His trainings seek to answer questions most people don’t even want to think about: What do you do if the assailant breaks in through the locked door?

“For far too long, too many people at schools were taught to sit in a corner of under a table. That’s fine if the bad guy never makes contact with you,” he said.

The training ALICE provides is about taking back control of the environment, Crane said. One way to accomplish that is to create “sensory overload” for the assailant. They train teachers to scream, shout, throw things, move around, anything to distract the assailant.

Crane also encourages teachers to knock out windows to evacuate schoolkids in certain circumstances.
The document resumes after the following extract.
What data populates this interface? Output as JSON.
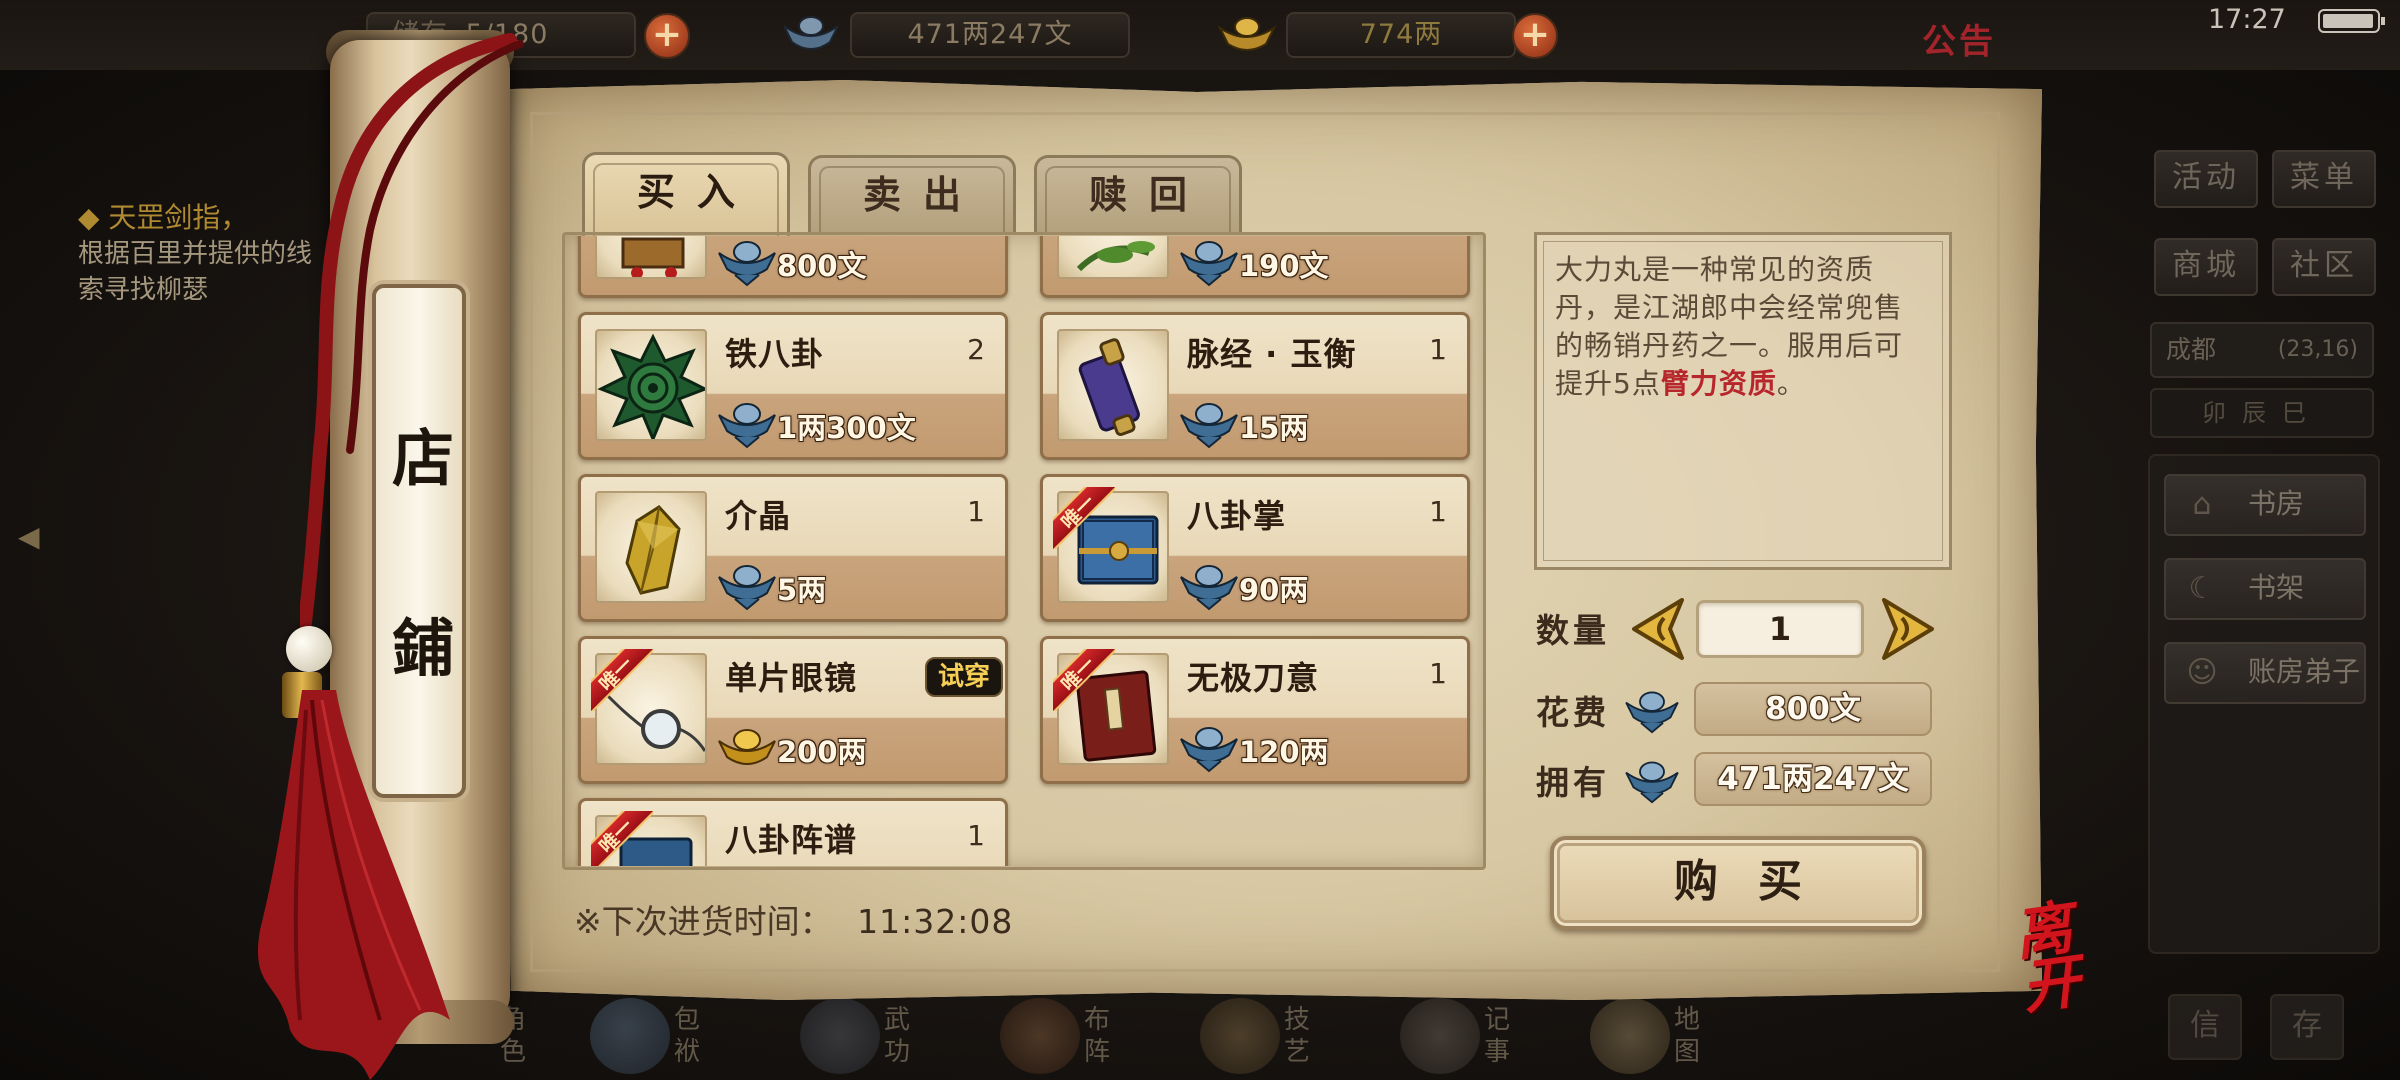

He cited a case from January 2017 at West Liberty High School in Ohio, where students and teachers in classroom broke windows with chairs and other objects and escaped when a student with a shotgun shot and wounded a classmate.

The toll could have been far worse if teachers weren’t trained and empowered to take that action, he said.
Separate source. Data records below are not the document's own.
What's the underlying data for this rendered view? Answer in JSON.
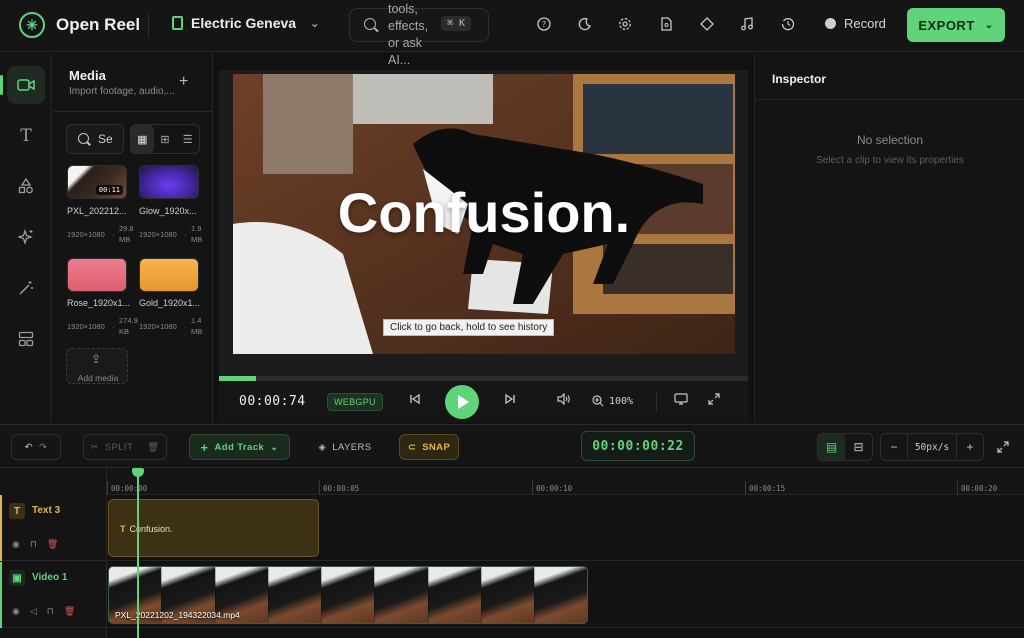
{
  "app": {
    "name": "Open Reel",
    "project_name": "Electric Geneva"
  },
  "search": {
    "placeholder": "tools, effects, or ask AI...",
    "shortcut": "⌘ K"
  },
  "header_icons": [
    "help-icon",
    "moon-icon",
    "settings-icon",
    "file-icon",
    "diamond-icon",
    "music-icon",
    "history-icon"
  ],
  "record": {
    "label": "Record"
  },
  "export": {
    "label": "EXPORT"
  },
  "rail": {
    "items": [
      "video",
      "text",
      "shapes",
      "effects",
      "magic",
      "layout"
    ],
    "active": "video"
  },
  "media": {
    "title": "Media",
    "subtitle": "Import footage, audio,...",
    "search_value": "Se",
    "add_label": "Add media",
    "items": [
      {
        "name": "PXL_202212...",
        "dims": "1920×1080",
        "size": "29.8 MB",
        "duration": "00:11",
        "color": "#3a2b22"
      },
      {
        "name": "Glow_1920x...",
        "dims": "1920×1080",
        "size": "1.9 MB",
        "color": "#4a2bb0"
      },
      {
        "name": "Rose_1920x1...",
        "dims": "1920×1080",
        "size": "274.9 KB",
        "color": "#e36b7c"
      },
      {
        "name": "Gold_1920x1...",
        "dims": "1920×1080",
        "size": "1.4 MB",
        "color": "#eda43a"
      }
    ]
  },
  "preview": {
    "overlay_text": "Confusion.",
    "tooltip": "Click to go back, hold to see history",
    "progress": 0.07
  },
  "transport": {
    "timecode": "00:00:74",
    "renderer": "WEBGPU",
    "zoom": "100%"
  },
  "inspector": {
    "title": "Inspector",
    "empty_title": "No selection",
    "empty_hint": "Select a clip to view its properties"
  },
  "timeline": {
    "split_label": "SPLIT",
    "add_track_label": "Add Track",
    "layers_label": "LAYERS",
    "snap_label": "SNAP",
    "timecode": "00:00:00:22",
    "zoom_value": "50px/s",
    "ruler": [
      "00:00:00",
      "00:00:05",
      "00:00:10",
      "00:00:15",
      "00:00:20"
    ],
    "tracks": [
      {
        "name": "Text 3",
        "type": "text",
        "clip_label": "Confusion.",
        "color": "#e3b34a"
      },
      {
        "name": "Video 1",
        "type": "video",
        "clip_label": "PXL_20221202_194322034.mp4",
        "color": "#5fd47a"
      }
    ]
  },
  "colors": {
    "accent": "#5fd47a",
    "text_track": "#e3b34a"
  }
}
More than 4,100 school districts across the country work with Crane’s company.

While the Clark County School District’s official policy stresses hunkering down, Michael Wilson, the district’s director of emergency management, said teachers and staff have some leeway to deal with an assailant.

Individual initiative encouraged

“We want everyone to individually take action with what they see with the situation,” he said. “What I feel comfortable doing would be very different than a staff member next door.”
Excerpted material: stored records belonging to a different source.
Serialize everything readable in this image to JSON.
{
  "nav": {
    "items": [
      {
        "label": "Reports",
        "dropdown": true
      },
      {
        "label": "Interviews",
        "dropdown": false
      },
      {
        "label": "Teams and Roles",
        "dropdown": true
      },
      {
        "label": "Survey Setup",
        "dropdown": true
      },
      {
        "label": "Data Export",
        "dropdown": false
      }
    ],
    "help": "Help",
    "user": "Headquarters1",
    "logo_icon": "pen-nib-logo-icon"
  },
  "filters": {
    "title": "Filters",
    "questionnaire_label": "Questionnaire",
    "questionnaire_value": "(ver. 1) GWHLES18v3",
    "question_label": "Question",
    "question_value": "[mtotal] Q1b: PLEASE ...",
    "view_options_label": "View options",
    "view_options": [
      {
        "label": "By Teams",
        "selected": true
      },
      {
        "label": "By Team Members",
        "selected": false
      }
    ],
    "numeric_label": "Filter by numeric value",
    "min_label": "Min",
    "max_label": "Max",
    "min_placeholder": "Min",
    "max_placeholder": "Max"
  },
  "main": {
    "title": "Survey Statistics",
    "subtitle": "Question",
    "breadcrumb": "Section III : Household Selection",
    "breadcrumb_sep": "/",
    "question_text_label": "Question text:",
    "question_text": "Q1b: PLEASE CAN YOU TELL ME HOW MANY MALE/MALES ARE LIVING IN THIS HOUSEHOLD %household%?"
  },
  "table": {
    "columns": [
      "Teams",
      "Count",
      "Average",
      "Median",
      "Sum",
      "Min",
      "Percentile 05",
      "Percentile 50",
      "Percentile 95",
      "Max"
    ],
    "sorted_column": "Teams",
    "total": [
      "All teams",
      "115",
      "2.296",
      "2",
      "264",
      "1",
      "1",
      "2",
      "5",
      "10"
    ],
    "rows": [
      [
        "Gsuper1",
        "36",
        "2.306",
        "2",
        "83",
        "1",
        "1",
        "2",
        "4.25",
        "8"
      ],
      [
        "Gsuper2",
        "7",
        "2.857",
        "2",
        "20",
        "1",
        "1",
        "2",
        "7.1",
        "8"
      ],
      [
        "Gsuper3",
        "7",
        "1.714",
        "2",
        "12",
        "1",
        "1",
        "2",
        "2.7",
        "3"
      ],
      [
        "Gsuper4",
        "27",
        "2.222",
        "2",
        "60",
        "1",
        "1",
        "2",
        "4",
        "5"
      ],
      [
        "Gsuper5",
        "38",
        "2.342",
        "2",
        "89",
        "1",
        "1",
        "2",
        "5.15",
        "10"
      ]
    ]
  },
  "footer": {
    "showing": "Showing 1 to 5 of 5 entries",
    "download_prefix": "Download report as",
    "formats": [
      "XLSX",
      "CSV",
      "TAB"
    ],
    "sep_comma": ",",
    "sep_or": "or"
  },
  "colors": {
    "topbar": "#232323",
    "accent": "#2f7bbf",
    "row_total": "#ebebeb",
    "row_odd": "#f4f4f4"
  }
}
One part of the ALICE training that CCSD is wary of, Wilson said, is its emphasis on communicating in the midst of a crisis such as an active shooter incident. Wilson said that would be fraught with danger.

If, for example, there’s someone in the 300 hall and that gets called in to the front office, then officials might advise staff in the 400 hallway that it’s safe to evacuate. But what happens if the assailant has moved into the 400 hallway in the interim? That’s the worry, Wilson said.

The district, and Crane, also have concerns about the Department of Homeland Security’s “Run. Hide. Fight.” approach, saying the difficulties of training teachers, staff and students when to employ which strategy would outweigh any security gains.

“It’s a tough decision at that point. We can’t train children they have to fight,” said school district Police Chief James Ketsaa.

Some psychologists also warn that training that closely mimics reality can cause harm or trauma.

“We don’t light a fire in the hallway to practice fire drills,” said Melissa Reeves, an associate professor at Winthrop University in South Carolina and former president of the National Association of School Psychologists.

Lockdowns should remain the cornerstone of training, as they’ve proven to be effective deterrents against assailants, said Reeves, who also advocates for more mental health awareness and treatment in schools. She agreed that any training needs to address contingencies such as an assailant getting past a locked door, but said that training needs to be done carefully.

Other discussions

Training isn’t the only area officials want to look at in the aftermath of events like this. Schools officials are looking at ways to make schools physically safer by limiting access points and other measures and searching for funding to get more adults on campus to be on the lookout for both internal and external threats.

That might be a combination of more police officers, more school psychologists or teachers, all of whom experts say can help avert violence from within by identifying troubled students and providing support.

Spokeswoman Kirsten Searer said the district is looking bring proposals to the Legislature next year.

“We just need more adults on campus to form relationships with students and hopefully be able to support them before it gets to this point,” Searer said. “We’re having a conversation with trustees and our employees and students and parents about what we want to bring to the Legislature in 2019.”

Some principals aren’t waiting.

Principal David Wilson set up a folding table at the front entrance to Eldorado High School last month. Now whenever the east Las Vegas school is in session, someone is stationed there to act as a lookout for any potential assailant who may want to cause harm to his students.

“You’re greeted in a nice, friendly fashion, but you’re also looked at and directed to where you need to go,” he said.